Meta Llama 4: Two MoE Models, 10M Token Context
Llama 4 Scout runs 109B total parameters across 16 experts with a 10 million token context window. Maverick scales to 400B across 128 experts. Both are open-weight, natively multimodal, and Meta's first MoE release.
Ten million tokens of context in an open-weight model. That’s the number that separates Llama 4 Scout from everything else in the open-source ecosystem — and from most closed models too.
Meta released Llama 4 Scout and Llama 4 Maverick on April 5, 2026. They’re the first mixture-of-experts models in the Llama family, the first natively multimodal Llama models, and they were trained on 40 trillion tokens of data. Two models, one architecture bet, and a context window that nobody else is matching at this price point.
Scout: Small, Fast, Impossibly Long Context
Llama 4 Scout has 109 billion total parameters split across 16 experts, with only 17 billion active at inference. That means it can run on hardware that would choke on a comparably capable dense model — early guides put the minimum at 12GB VRAM for quantized inference.
The context window is the story. Ten million tokens means you can feed Scout an entire codebase, a full book, or months of conversation history and get coherent responses. For comparison, GPT-5.4 offers 1 million tokens. Gemini 3.1 Pro also sits at 1 million. Scout gives you 10x that in an open-weight model you can self-host.
Performance at this parameter count is strong. Meta claims Scout rivals or exceeds models with significantly larger active parameters — the MoE architecture lets it punch above its weight class while keeping inference costs low.

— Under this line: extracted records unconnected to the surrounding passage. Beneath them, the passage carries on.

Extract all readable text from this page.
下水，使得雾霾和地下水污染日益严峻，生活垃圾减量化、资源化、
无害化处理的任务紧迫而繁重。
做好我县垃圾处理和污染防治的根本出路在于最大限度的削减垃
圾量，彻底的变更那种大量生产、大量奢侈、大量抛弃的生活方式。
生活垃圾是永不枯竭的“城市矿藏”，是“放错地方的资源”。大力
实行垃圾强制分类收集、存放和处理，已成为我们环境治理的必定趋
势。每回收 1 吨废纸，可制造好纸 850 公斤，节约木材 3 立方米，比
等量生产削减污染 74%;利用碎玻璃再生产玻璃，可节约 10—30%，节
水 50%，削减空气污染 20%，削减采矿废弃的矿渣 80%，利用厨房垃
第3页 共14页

Maverick: The Conversational Heavyweight
Maverick takes the same 17 billion active parameters but distributes them across 128 experts, totaling 400 billion parameters. Where Scout optimizes for context length and efficiency, Maverick optimizes for output quality — particularly in conversational and creative tasks.
It supports a 1 million token context window with the instruct-tuned variant. The MoE routing across 128 experts gives Maverick more specialization per token — different experts activate for different types of reasoning, which shows up in the texture and coherence of longer outputs.
Natively Multimodal, Finally
Both models process text, images, and video from a unified architecture. Previous Llama releases were text-only, with vision bolted on after the fact by the community. Llama 4 does multimodal from the ground up — no adapter layers, no separate CLIP encoder, just one model that handles all three modalities through the same MoE routing.
This matters for developers building agents. If your application needs to reason over screenshots, parse documents, or understand video input, you no longer need to chain Llama with a separate vision model. Google’s Gemma 4 made the same architectural choice — natively multimodal is becoming the baseline for any serious open model.
The Behemoth Question
Meta has confirmed a third model — Llama 4 Behemoth — is still in training. The name implies something substantially larger than Maverick’s 400B. Scout and Maverick are the advance guard; Behemoth is the frontier play.
For now, the practical question is whether 10 million tokens of context actually works as well as the number suggests. Long-context benchmarks are notoriously forgiving — the real test is whether Scout maintains coherence and retrieval accuracy across the full window in production workloads. If it does, every RAG pipeline using chunking and retrieval just got a serious competitor from brute-force context length.